Des niveaux d’eau en constante variation

Entre Montsoreau et Saint-Florent-le-Vieil, les niveaux d’eau varient en fonction du débit de la Loire, c’est-à-dire du volume d’eau mesuré, par seconde, apporté par les précipitations sur l’ensemble du bassin versant (Loire et affluents).

Débit moyens mensuels en m3/s à Montjean-sur-Loire sur la période 1900-2017 © GIP Loire Estuaire

La contribution cumulée des affluents, varie de 25 à 40 %, dont 10 à 25 % pour la Maine.

Ces volumes d’eau douce apportés à l’estuaire varient au cours d’une année, faisant varier le niveau de la Loire, en moyenne de 6 mètres en fonction des apports en eau du fleuve.

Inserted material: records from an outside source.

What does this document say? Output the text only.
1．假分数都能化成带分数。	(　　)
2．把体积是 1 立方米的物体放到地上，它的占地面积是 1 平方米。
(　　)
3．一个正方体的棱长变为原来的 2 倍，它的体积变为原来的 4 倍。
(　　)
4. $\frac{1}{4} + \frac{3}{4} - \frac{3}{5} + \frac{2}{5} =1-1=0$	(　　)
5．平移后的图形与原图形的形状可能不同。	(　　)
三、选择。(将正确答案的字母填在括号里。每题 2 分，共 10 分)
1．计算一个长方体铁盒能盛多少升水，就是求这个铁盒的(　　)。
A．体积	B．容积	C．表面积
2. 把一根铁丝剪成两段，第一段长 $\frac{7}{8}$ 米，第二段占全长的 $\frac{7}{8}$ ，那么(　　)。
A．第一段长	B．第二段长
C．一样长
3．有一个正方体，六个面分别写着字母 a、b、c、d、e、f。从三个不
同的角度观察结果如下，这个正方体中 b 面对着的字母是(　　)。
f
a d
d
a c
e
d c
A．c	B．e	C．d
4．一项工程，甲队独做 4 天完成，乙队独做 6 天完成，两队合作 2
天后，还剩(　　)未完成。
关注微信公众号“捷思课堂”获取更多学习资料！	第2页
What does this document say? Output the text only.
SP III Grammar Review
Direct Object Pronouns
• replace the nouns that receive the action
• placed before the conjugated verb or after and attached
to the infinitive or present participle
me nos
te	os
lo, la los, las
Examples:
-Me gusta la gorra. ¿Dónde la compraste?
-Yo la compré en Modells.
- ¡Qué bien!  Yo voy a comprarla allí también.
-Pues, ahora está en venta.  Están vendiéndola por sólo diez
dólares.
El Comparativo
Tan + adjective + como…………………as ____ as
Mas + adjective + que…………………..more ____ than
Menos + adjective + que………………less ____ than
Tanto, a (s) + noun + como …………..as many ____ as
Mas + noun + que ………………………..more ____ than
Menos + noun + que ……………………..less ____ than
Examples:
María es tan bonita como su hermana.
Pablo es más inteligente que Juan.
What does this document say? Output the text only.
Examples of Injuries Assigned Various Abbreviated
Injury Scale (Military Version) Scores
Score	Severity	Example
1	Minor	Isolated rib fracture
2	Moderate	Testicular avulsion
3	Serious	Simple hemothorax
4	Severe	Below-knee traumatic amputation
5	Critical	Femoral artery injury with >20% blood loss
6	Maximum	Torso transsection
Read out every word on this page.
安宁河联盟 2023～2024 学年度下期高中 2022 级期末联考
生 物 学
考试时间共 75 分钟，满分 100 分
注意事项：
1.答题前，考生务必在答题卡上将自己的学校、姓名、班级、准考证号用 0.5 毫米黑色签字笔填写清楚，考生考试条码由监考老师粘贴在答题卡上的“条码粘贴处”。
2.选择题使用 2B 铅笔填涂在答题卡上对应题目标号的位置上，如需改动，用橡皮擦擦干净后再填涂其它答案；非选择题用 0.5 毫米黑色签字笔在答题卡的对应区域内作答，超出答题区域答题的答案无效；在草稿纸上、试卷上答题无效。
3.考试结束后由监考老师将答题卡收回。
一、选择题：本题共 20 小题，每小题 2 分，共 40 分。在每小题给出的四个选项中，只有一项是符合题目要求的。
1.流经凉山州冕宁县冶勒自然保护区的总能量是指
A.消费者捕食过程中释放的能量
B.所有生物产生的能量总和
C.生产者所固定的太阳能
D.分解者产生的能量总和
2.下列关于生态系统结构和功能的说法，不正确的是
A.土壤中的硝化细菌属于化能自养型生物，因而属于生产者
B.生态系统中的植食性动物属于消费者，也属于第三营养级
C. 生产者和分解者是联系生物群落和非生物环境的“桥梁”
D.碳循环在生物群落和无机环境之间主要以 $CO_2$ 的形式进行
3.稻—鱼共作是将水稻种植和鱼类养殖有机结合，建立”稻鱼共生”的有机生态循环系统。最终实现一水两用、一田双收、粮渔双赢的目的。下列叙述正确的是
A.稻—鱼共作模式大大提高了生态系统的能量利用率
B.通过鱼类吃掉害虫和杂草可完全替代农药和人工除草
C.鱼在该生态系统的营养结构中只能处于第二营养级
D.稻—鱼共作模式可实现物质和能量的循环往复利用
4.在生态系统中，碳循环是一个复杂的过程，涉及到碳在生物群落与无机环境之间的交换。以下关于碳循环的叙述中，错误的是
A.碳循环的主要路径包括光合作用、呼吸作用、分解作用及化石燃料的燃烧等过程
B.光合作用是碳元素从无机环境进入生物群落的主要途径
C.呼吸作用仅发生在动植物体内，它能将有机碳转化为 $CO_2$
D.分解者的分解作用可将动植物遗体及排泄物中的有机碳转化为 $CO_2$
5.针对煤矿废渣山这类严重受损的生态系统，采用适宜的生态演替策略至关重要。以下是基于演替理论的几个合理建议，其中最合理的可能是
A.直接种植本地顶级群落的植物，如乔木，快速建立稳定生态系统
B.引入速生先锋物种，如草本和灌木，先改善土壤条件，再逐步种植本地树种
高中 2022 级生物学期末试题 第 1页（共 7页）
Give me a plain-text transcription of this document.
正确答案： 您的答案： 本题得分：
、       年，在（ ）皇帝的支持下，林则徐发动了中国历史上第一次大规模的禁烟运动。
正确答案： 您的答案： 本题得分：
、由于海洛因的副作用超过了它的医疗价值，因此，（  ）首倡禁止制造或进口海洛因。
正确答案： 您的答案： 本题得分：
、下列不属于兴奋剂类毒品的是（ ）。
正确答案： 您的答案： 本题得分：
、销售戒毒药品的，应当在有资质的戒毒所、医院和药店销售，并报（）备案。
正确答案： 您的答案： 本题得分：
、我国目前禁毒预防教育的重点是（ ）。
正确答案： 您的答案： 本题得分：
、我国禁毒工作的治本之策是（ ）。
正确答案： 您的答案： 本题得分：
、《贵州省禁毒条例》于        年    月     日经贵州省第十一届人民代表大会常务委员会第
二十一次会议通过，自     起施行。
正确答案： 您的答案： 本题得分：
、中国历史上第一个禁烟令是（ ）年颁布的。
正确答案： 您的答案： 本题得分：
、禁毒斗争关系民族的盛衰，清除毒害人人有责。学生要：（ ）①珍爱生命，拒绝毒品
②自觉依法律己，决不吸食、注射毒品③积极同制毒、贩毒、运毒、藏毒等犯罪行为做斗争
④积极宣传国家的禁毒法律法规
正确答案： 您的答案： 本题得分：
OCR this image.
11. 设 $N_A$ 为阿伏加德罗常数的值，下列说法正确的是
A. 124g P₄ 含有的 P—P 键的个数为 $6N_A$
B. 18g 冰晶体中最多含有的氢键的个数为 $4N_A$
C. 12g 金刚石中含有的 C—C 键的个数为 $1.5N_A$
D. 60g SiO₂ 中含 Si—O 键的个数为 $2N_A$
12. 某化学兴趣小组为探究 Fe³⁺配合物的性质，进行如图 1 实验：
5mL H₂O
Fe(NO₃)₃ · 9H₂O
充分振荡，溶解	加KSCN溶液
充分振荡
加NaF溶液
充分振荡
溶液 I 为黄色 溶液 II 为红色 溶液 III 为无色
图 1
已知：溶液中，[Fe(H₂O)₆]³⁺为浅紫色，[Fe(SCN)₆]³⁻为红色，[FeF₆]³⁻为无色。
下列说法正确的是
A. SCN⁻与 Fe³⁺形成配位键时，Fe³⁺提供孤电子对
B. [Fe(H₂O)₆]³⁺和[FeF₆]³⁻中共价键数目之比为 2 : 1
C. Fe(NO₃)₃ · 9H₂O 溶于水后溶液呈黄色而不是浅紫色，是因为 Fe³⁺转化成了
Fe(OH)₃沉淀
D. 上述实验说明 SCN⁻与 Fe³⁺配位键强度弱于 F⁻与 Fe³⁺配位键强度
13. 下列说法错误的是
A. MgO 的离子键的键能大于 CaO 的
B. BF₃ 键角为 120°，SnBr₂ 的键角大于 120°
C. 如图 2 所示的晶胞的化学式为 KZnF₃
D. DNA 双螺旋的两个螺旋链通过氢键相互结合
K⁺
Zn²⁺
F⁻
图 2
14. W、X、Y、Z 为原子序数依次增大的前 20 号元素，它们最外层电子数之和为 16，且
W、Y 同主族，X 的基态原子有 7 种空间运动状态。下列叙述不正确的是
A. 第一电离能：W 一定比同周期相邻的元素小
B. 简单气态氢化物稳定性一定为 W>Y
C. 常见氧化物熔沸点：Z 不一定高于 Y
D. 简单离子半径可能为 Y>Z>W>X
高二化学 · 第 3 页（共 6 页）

Entre juin et octobre, en période estivale, le niveau d’eau est généralement bas (étiage), il monte ensuite pour devenir important en hiver (crue) et peut franchir la berge pour inonder la plaine alluviale. Mais certaines années connaissent des hivers secs ou des étés humides.

Ces volumes varient également d’une année à l’autre, selon qu’elles sont sèches (9 milliards de m3 d’eau en 1949) ou humides (62 milliards de m3 en 1910).

En aval de Saint-Florent-le-Vieil, jusqu’à Nantes, le niveau d’eau dépend des apports en eau du fleuve et de la marée, qui apporte 150 milliards de m3 d’eau par an. La remontée maximale de l’onde de marée est mesurée entre Ancenis-Saint-Géréon et Saint-Florent-le-Vieil en période d’étiage et vives eaux.

Cette remontée varie selon le coefficient de marée et le débit du fleuve. L’étiage et les forts coefficients de marée favorisent le marnage alors que les crues et les faibles coefficients de marée, le réduisent.

Mobilité du point de rencontre à pleine mer © GIP Loire Estuaire

Le rapport entre ces quantités d’eau et leurs variations incessantes dans le temps et dans l’espace contrôlent les conditions de mélange des eaux, notamment les modalités de dépôt ou d’érosion des vases, la dilution du sel par les eaux douces, et le temps de renouvellement de l’eau.